En effet, la Soufrière, point culminant de Basse-Terre, est un véritable aimant à nuages. De part sa capacité à créer des contrastes thermiques qui attirent et retiennent les nuées, elle a tendance à être dégagée de bon matin et se couvre très rapidement dans la matinée. Il est bien rare de la voir dégagée l’après-midi, semble-t-il.

L’usage veut donc que l’on en fasse l’ascension de nuit, afin d’arriver au sommet du moment du lever du soleil. Je ne l’ai pas fait à Tenerife pour le Teide, même si ce n’est clairement que partie remise… mais je ne pouvais pas ne pas le faire en Guadeloupe, déjà parce que cela m’étonnerait que j’y revienne aussi facilement et régulièrement qu’aux Canaries et aussi parce que les contraintes météorologiques poussaient en ce sens.

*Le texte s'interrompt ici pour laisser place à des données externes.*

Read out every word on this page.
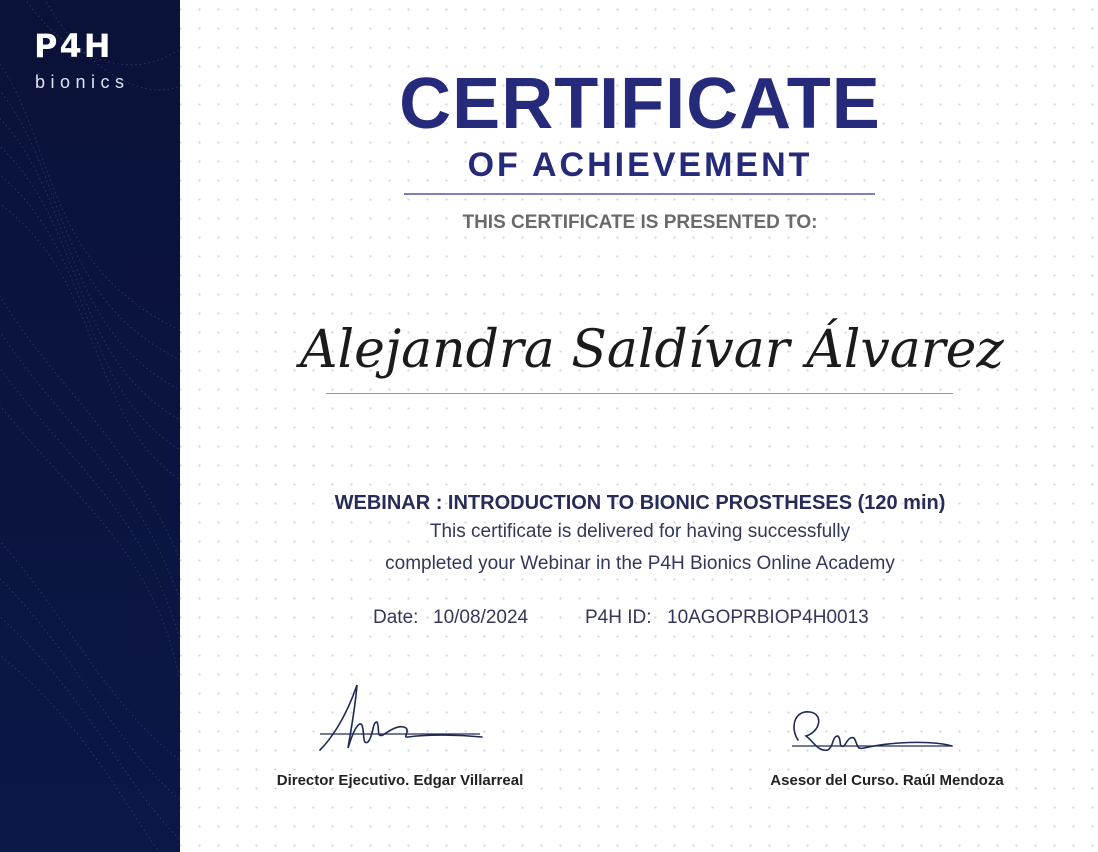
P4H
bionics	CERTIFICATE
OF ACHIEVEMENT
THIS CERTIFICATE IS PRESENTED TO:
Alejandra Saldívar Álvarez
WEBINAR : INTRODUCTION TO BIONIC PROSTHESES (120 min)
This certificate is delivered for having successfully
completed your Webinar in the P4H Bionics Online Academy
Date: 10/08/2024	P4H ID: 10AGOPRBIOP4H0013
Director Ejecutivo. Edgar Villarreal	Asesor del Curso. Raúl Mendoza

On a donc choisi le matin du 28 décembre pour tenter l’ascension. Réveil 3h et quelques… 1h de route… et c’était parti pour le Chemin du Roi, à la frontale et à la lumière du téléphone, avec une ambiance déjà très clairement nuageuse. Cela semblait d’ores et déjà râpé pour un lever de soleil dénué d’obstacles ! Mais bon, quitte à s’être levés et à être là, on allait sûrement pas rebrousser chemin.

Alors on grimpe, un peu sec au début, puis de façon très régulière en faisant le tour du cône volcanique après Savane à Mulets, l’ancien parking qui donnait accès au pied du volcan ! L’ambiance est silencieuse, il y a un petit groupe de randonneurs loin devant nous et c’est tout. Quasiment personne dans la montagne, le silence, l’humidité assez fraîche et c’est tout.

Impossible de faire des photos, sauf à prendre le temps de faire des pauses longues avec trépied, ce que je ne souhaite pas faire… (et je n’ai pas le matériel de toute façon si un doute m’effleurait). Alors que la luminosité ambiante augmente doucement, le sentier arrive au pied d’une gigantesque fracture dans le cône du volcan. La sente bifurque alors vers le centre du volcan et grimpe sèchement pour la dernière partie de l’ascension.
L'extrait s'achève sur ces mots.